Find Cool Projects. Run With Them. Run Far.

By Sara Simon

Eric loves soccer. Eric loves soccer a lot. Eric loves soccer maybe as much as he loves technology. So when Eric told Casey that he was spending the weekend building a scraper to get current World Cup group stage and match score results, Casey told him to run with it. Casey told him to run far.

The end product? A free, publicly available JSON API. An API that (humble brag) hung out at the top of Hacker News for quite some time earlier this week.

It happened 1) because Eric is super cool and 2) because Casey founded a company that encourages super cool people to do what they love.

I’ll be the first to admit: it’s very easy to forget this second part. When I’m so focused on work, I get lost in the shuffle. I help to get some really challenging and exciting and do-good work projects out the door and into the world, and it’s great. Actually, it’s more than great. It’s a really awesome way to make a living.

But getting lost in the work shuffle makes it really easy to forget that I have my own interests, too. More importantly, getting lost in the work shuffle makes it really easy to think that by doing anything else, I’m being a bad employee.

Honestly, though?

Working on a side project doesn’t make me a bad employee. It makes me a much better one.

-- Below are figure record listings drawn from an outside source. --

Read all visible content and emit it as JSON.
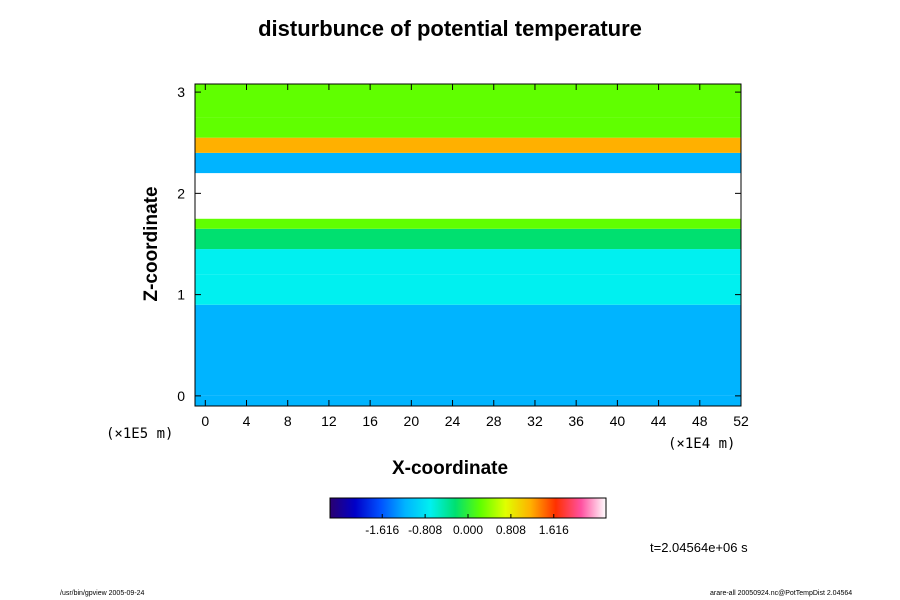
{
  "chart_data": {
    "type": "heatmap",
    "title": "disturbunce of potential temperature",
    "xlabel": "X-coordinate",
    "ylabel": "Z-coordinate",
    "x_unit": "(×1E4 m)",
    "y_unit": "(×1E5 m)",
    "xlim": [
      -1,
      52
    ],
    "ylim": [
      -0.1,
      3.08
    ],
    "x_ticks": [
      0,
      4,
      8,
      12,
      16,
      20,
      24,
      28,
      32,
      36,
      40,
      44,
      48,
      52
    ],
    "y_ticks": [
      0,
      1,
      2,
      3
    ],
    "colorbar": {
      "min": -2.6,
      "max": 2.6,
      "ticks": [
        -1.616,
        -0.808,
        0.0,
        0.808,
        1.616
      ],
      "tick_labels": [
        "-1.616",
        "-0.808",
        "0.000",
        "0.808",
        "1.616"
      ],
      "colors": [
        "#2a0070",
        "#0000c8",
        "#0050ff",
        "#00b4ff",
        "#00f0f0",
        "#00e070",
        "#60ff00",
        "#e0ff00",
        "#ffb000",
        "#ff3000",
        "#ff50a0",
        "#ffffff"
      ]
    },
    "layers": [
      {
        "z": [
          0.0,
          0.9
        ],
        "value": -1.1
      },
      {
        "z": [
          0.9,
          1.2
        ],
        "value": -0.75
      },
      {
        "z": [
          1.2,
          1.45
        ],
        "value": -0.5
      },
      {
        "z": [
          1.45,
          1.65
        ],
        "value": -0.1
      },
      {
        "z": [
          1.65,
          1.75
        ],
        "value": 0.35
      },
      {
        "z": [
          1.75,
          2.2
        ],
        "value": 3.0
      },
      {
        "z": [
          2.2,
          2.4
        ],
        "value": -0.9
      },
      {
        "z": [
          2.4,
          2.55
        ],
        "value": 1.2
      },
      {
        "z": [
          2.55,
          2.75
        ],
        "value": 0.4
      },
      {
        "z": [
          2.75,
          3.08
        ],
        "value": 0.2
      }
    ],
    "grid": false
  },
  "annotations": {
    "time": "t=2.04564e+06 s",
    "footer_left": "/usr/bin/gpview 2005-09-24",
    "footer_right": "arare-all 20050924.nc@PotTempDist 2.04564"
  }
}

Eric’s API was an excellent reminder that the very best projects stem from passion. He had an idea. He legitimately didn’t know if a solution was possible. He decided to give himself the challenge. He found a way to make it happen, then he worked until it did.

There are a thousand different ways Eric grew from the project, both as a software developer and as a soccer fan. (He wrote about them all here, by the way.)

It’s rare to find people who have Eric’s kind of drivepeople who seek out difficult challenges and take them on willingly, with grace and enthusiasm, without assignment or promised reward.

These are the people who come up with the most interesting answers. The people who focus on finding long-term solutions instead of quick fixes. The people who have the guts to embrace complicated issues with diverse perspectives and toolboxes. The people who mentor. The people you want to be around. The people you want to work with. The people you want to learn from.

Here at Software for Good, we want these people. We want an entire office full of these people. We’d be crazy not to, and we’d be crazy not to support them the very best we could.